• Alphachain Team

17th March: Financial Market’s Worst Day Since Black Monday In 1987

The COVID-19 virus is having an immense impact on people’s health, financial situations and day-to-day living. As most of you are aware, markets across the world have also been heavily affected.

Before the COVID-19 outbreak, the US markets were setting all-time record highs. Since 2009, the S&P 500 was in its longest running bull market. This came to a halt on the 12th of March when the S&P 500 entered into a bear market.


A bear market occurs when prices fall more than 20% from recent highs. Other major US indices, such as the Dow Jones Industrial Average, are also experiencing lows. On the 17th of March, the Dow saw its worst day since ‘Black Monday’ in 1987.


In the month of March, the US markets have had 4 circuit breakers. Circuit breakers are intended to curb panic-selling and calm the markets. There are 3 different levels of circuit breakers, depending on how much an index drops. The four mentioned circuit breakers have all been level 1. With a level 1 circuit breaker, if the S&P 500 drops more than 7%, trading is halted for 15 minutes. The last time a circuit breaker was triggered was in 1997.

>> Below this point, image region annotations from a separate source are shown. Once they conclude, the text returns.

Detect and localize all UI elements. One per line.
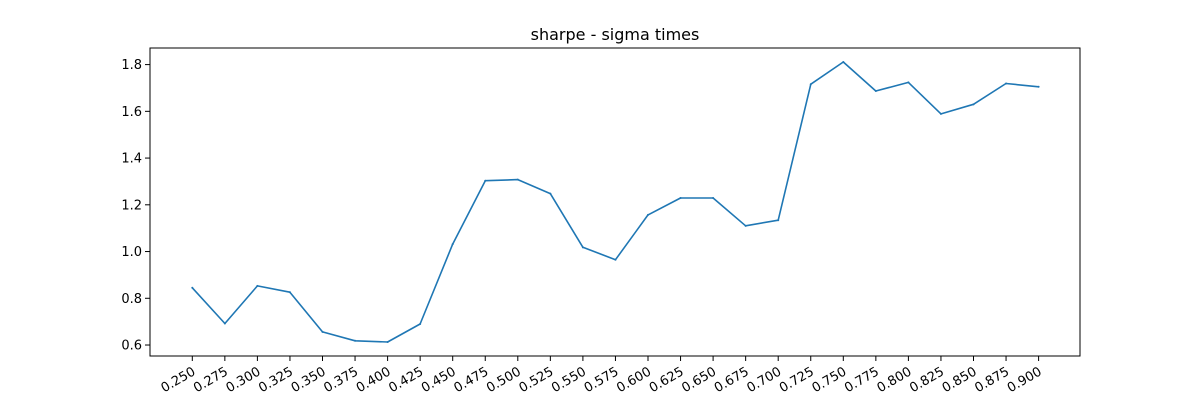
x-tick-label: 0.850 xyxy=(940,364,980,396)
x-tick-label: 0.900 xyxy=(1005,364,1045,396)
data-point xyxy=(614,258,617,261)
x-tick-label: 0.500 xyxy=(484,364,524,396)
y-tick-label: 0.8 xyxy=(121,292,142,307)
data-point xyxy=(354,339,357,342)
chart-title: sharpe - sigma times xyxy=(531,25,700,44)
y-tick-label: 1.0 xyxy=(121,245,142,260)
y-tick-label: 0.6 xyxy=(121,339,142,354)
data-point xyxy=(907,81,910,84)
x-tick-label: 0.275 xyxy=(191,364,231,396)
data-point xyxy=(842,61,845,64)
x-tick-label: 0.600 xyxy=(614,364,654,396)
plot-frame xyxy=(149,47,1081,357)
x-tick-label: 0.625 xyxy=(647,364,687,396)
data-point xyxy=(777,219,780,222)
data-point xyxy=(386,340,389,343)
data-point xyxy=(809,83,812,86)
x-tick-label: 0.475 xyxy=(452,364,492,396)
x-tick-label: 0.550 xyxy=(549,364,589,396)
x-tick-label: 0.825 xyxy=(907,364,947,396)
x-axis: 0.2500.2750.3000.3250.3500.3750.4000.425… xyxy=(159,356,1045,396)
x-tick-label: 0.750 xyxy=(810,364,850,396)
y-tick-label: 1.2 xyxy=(121,198,142,213)
data-point xyxy=(549,192,552,195)
data-point xyxy=(679,197,682,200)
data-point xyxy=(874,89,877,92)
x-tick-label: 0.675 xyxy=(712,364,752,396)
x-tick-label: 0.700 xyxy=(744,364,784,396)
x-tick-label: 0.775 xyxy=(842,364,882,396)
x-tick-label: 0.650 xyxy=(679,364,719,396)
data-point xyxy=(939,112,942,115)
x-tick-label: 0.375 xyxy=(321,364,361,396)
data-point xyxy=(321,330,324,333)
x-tick-label: 0.250 xyxy=(159,364,199,396)
data-point xyxy=(484,179,487,182)
x-tick-label: 0.575 xyxy=(582,364,622,396)
data-point xyxy=(1037,85,1040,88)
data-point xyxy=(191,286,194,289)
x-tick-label: 0.300 xyxy=(224,364,264,396)
x-tick-label: 0.800 xyxy=(875,364,915,396)
data-point xyxy=(712,197,715,200)
series-line xyxy=(191,61,1039,343)
data-point xyxy=(744,224,747,227)
data-point xyxy=(288,291,291,294)
data-point xyxy=(256,284,259,287)
x-tick-label: 0.425 xyxy=(386,364,426,396)
x-tick-label: 0.725 xyxy=(777,364,817,396)
series-layer xyxy=(191,61,1040,343)
x-tick-label: 0.350 xyxy=(289,364,329,396)
y-tick-label: 1.6 xyxy=(121,105,142,120)
data-point xyxy=(581,246,584,249)
data-point xyxy=(1005,82,1008,85)
data-point xyxy=(647,213,649,216)
y-tick-label: 1.4 xyxy=(121,152,142,167)
x-tick-label: 0.400 xyxy=(354,364,394,396)
data-point xyxy=(516,178,519,181)
data-point xyxy=(223,322,226,325)
y-tick-label: 1.8 xyxy=(121,58,142,73)
data-point xyxy=(419,322,422,325)
data-point xyxy=(972,103,975,106)
data-point xyxy=(451,243,454,246)
x-tick-label: 0.450 xyxy=(419,364,459,396)
x-tick-label: 0.325 xyxy=(256,364,296,396)
x-tick-label: 0.525 xyxy=(517,364,557,396)
x-tick-label: 0.875 xyxy=(972,364,1012,396)
y-axis: 0.6 0.8 1.0 1.2 1.4 1.6 1.8 xyxy=(121,58,150,354)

While trading has been halted in the US markets for short periods of time, some European governments are taking further measures to curb panic selling. Spain and France have both implemented one-month bans on shorting and Italy has imposed a three-month ban on short selling.

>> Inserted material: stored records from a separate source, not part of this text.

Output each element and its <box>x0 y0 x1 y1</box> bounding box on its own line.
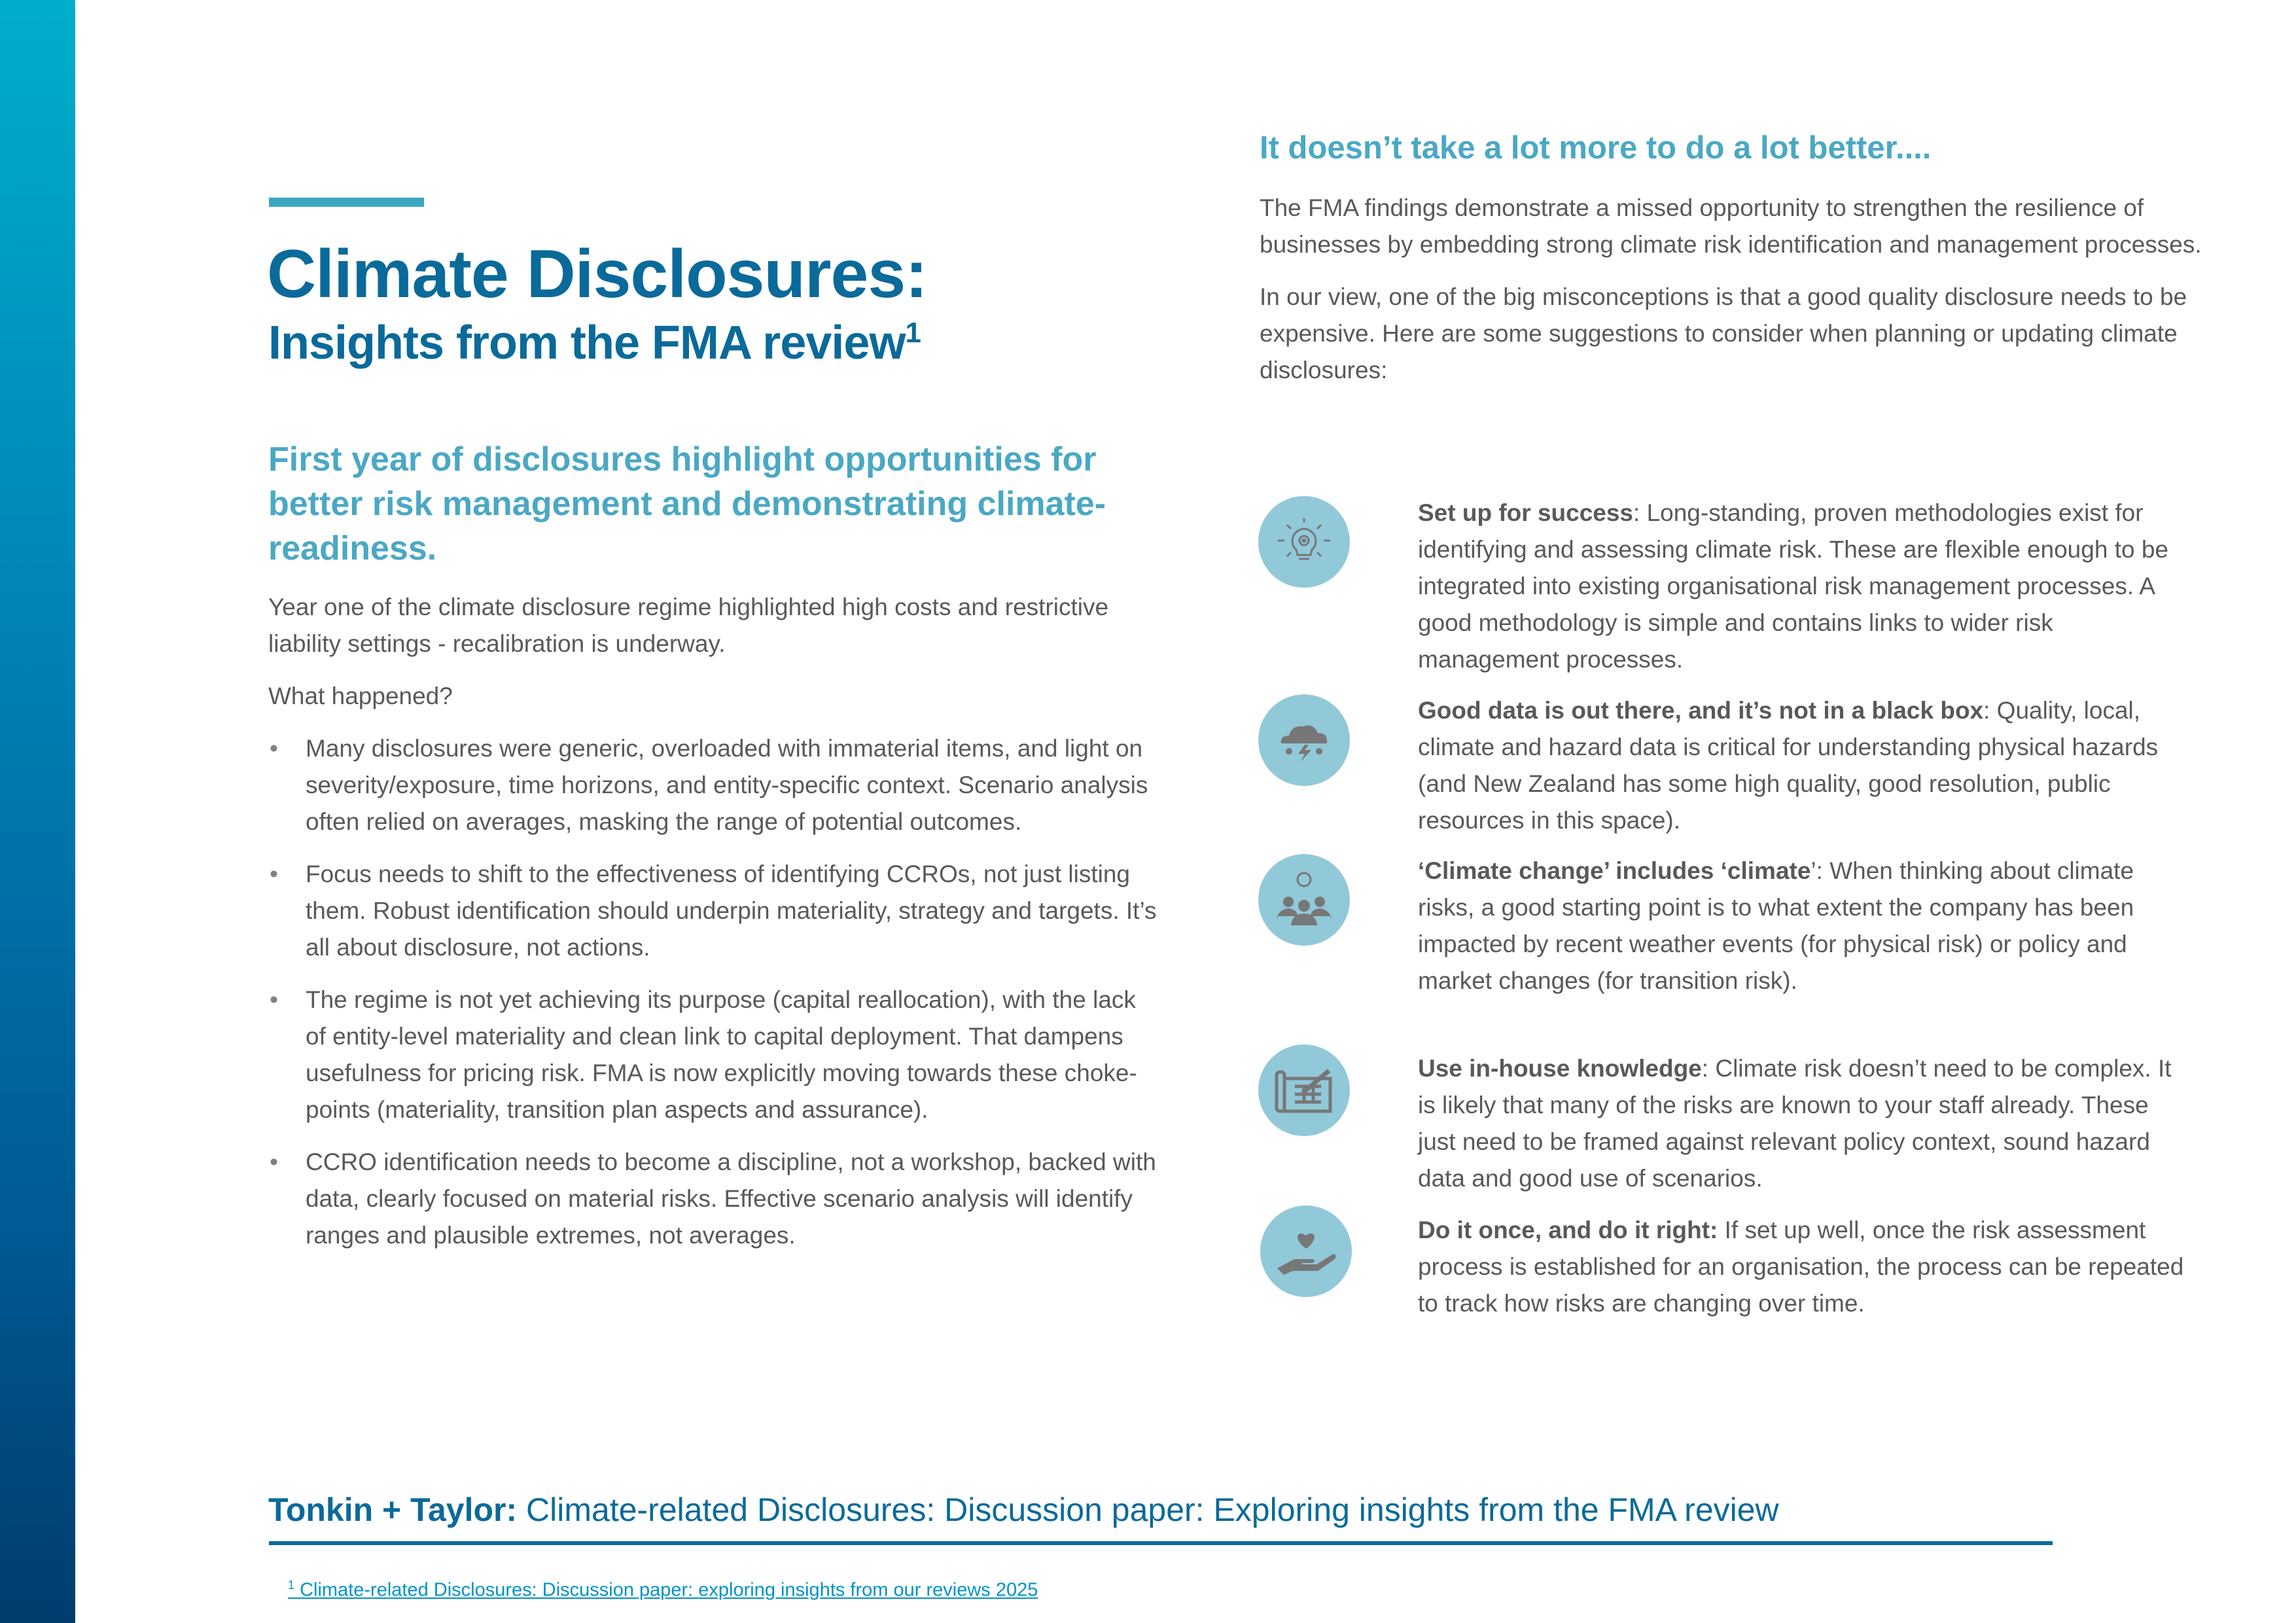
page-title: Climate Disclosures: <box>267 236 928 312</box>
subtitle-text: Insights from the FMA review <box>268 317 906 369</box>
suggestion-item: Good data is out there, and it’s not in … <box>1418 692 2190 839</box>
bullet-text: CCRO identification needs to become a di… <box>306 1149 1156 1249</box>
bullet-item: • Many disclosures were generic, overload… <box>268 730 1158 840</box>
bullet-icon: • <box>270 986 278 1013</box>
footnote-link[interactable]: 1 Climate-related Disclosures: Discussio… <box>288 1578 1038 1601</box>
item-text: : Climate risk doesn’t need to be comple… <box>1418 1055 2172 1192</box>
storm-cloud-icon <box>1258 694 1350 786</box>
intro-text: Year one of the climate disclosure regim… <box>268 594 1109 657</box>
footer-title: Tonkin + Taylor: Climate-related Disclos… <box>268 1491 1779 1529</box>
footnote-text: Climate-related Disclosures: Discussion … <box>300 1579 1038 1601</box>
bullet-icon: • <box>270 735 278 762</box>
item-title: Good data is out there, and it’s not in … <box>1418 697 1984 724</box>
bullet-item: • CCRO identification needs to become a d… <box>268 1144 1158 1254</box>
footer-divider <box>269 1541 2053 1545</box>
right-para-1: The FMA findings demonstrate a missed op… <box>1260 194 2202 258</box>
bullet-text: Many disclosures were generic, overloade… <box>306 735 1148 835</box>
title-accent-line <box>269 198 424 207</box>
footnote-mark: 1 <box>288 1578 295 1592</box>
suggestion-item: Set up for success: Long-standing, prove… <box>1418 495 2190 678</box>
bullet-text: Focus needs to shift to the effectivenes… <box>306 861 1157 961</box>
lightbulb-gear-icon <box>1258 496 1350 588</box>
item-text: : Long-standing, proven methodologies ex… <box>1418 499 2168 673</box>
item-text: If set up well, once the risk assessment… <box>1418 1217 2184 1317</box>
footer-brand: Tonkin + Taylor: <box>268 1491 518 1528</box>
item-title: ‘Climate change’ includes ‘climate <box>1418 857 1811 884</box>
side-gradient-bar <box>0 0 75 1623</box>
bullet-icon: • <box>270 861 278 887</box>
right-heading: It doesn’t take a lot more to do a lot b… <box>1260 130 1932 166</box>
lead-heading: First year of disclosures highlight oppo… <box>268 440 1106 567</box>
bullet-icon: • <box>270 1149 278 1175</box>
item-title: Use in-house knowledge <box>1418 1055 1702 1082</box>
left-body: Year one of the climate disclosure regim… <box>268 589 1158 1270</box>
page-subtitle: Insights from the FMA review1 <box>268 316 921 370</box>
suggestion-item: ‘Climate change’ includes ‘climate’: Whe… <box>1418 853 2190 999</box>
question-text: What happened? <box>268 683 453 709</box>
bullet-item: • The regime is not yet achieving its pur… <box>268 982 1158 1128</box>
right-para-2: In our view, one of the big misconceptio… <box>1260 283 2187 383</box>
suggestion-item: Use in-house knowledge: Climate risk doe… <box>1418 1050 2190 1197</box>
item-text: : Quality, local, climate and hazard dat… <box>1418 697 2159 834</box>
bullet-text: The regime is not yet achieving its purp… <box>306 986 1137 1123</box>
footer-doc-title: Climate-related Disclosures: Discussion … <box>526 1491 1779 1528</box>
item-title: Do it once, and do it right: <box>1418 1217 1718 1243</box>
item-title: Set up for success <box>1418 499 1634 526</box>
hand-heart-icon <box>1260 1205 1352 1297</box>
footnote-mark: 1 <box>905 317 921 349</box>
right-intro: The FMA findings demonstrate a missed op… <box>1260 190 2221 404</box>
bullet-list: • Many disclosures were generic, overload… <box>268 730 1158 1254</box>
blueprint-pencil-icon <box>1258 1044 1350 1136</box>
suggestion-item: Do it once, and do it right: If set up w… <box>1418 1212 2190 1322</box>
item-text: ’: When thinking about climate risks, a … <box>1418 857 2134 994</box>
bullet-item: • Focus needs to shift to the effectivene… <box>268 856 1158 966</box>
team-idea-icon <box>1258 854 1350 946</box>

The week that passed provided no new answers to the coronavirus outbreak. The infection and death rates continue to rise, with the US picking overtaking the worst-affected European countries. As the almost worldwide lockdown gets enforced in an attempt to slow the spread of the virus, the world’s economies grind to a halt and unemployment rises to levels not seen in such a short period of time.


Currency markets opened mixed after the daily reported death toll in some of the world’s coronavirus epicentres provided some breaking space for now to the continued negative virus headlines, though traders will also be keeping close tabs on the start of U.S. equity futures trading to gauge sentiment. The pound also dipped as the U.K. prime minister was admitted to hospital.


Bitcoin may have crashed 50% in a single day in March, but this has not stopped traders from investing in cryptocurrency. A large number of data sources suggest that a majority of investors are starting to build up on their BTC positions, despite the uncertainty in the global economy.


OPEC+ have planned to hold a meeting via video conference Thursday where the group could finally make the production cuts that were needed weeks ago to make up for the collapse in demand caused by the coronavirus pandemic.


The week ahead is likely to focus on the coronavirus outbreak, especially in the US and major European countries. Economic data is starting to show weakness and this trend is surely set to continue with the next readings which will include full lock-down data. We have important inflation data being released this week.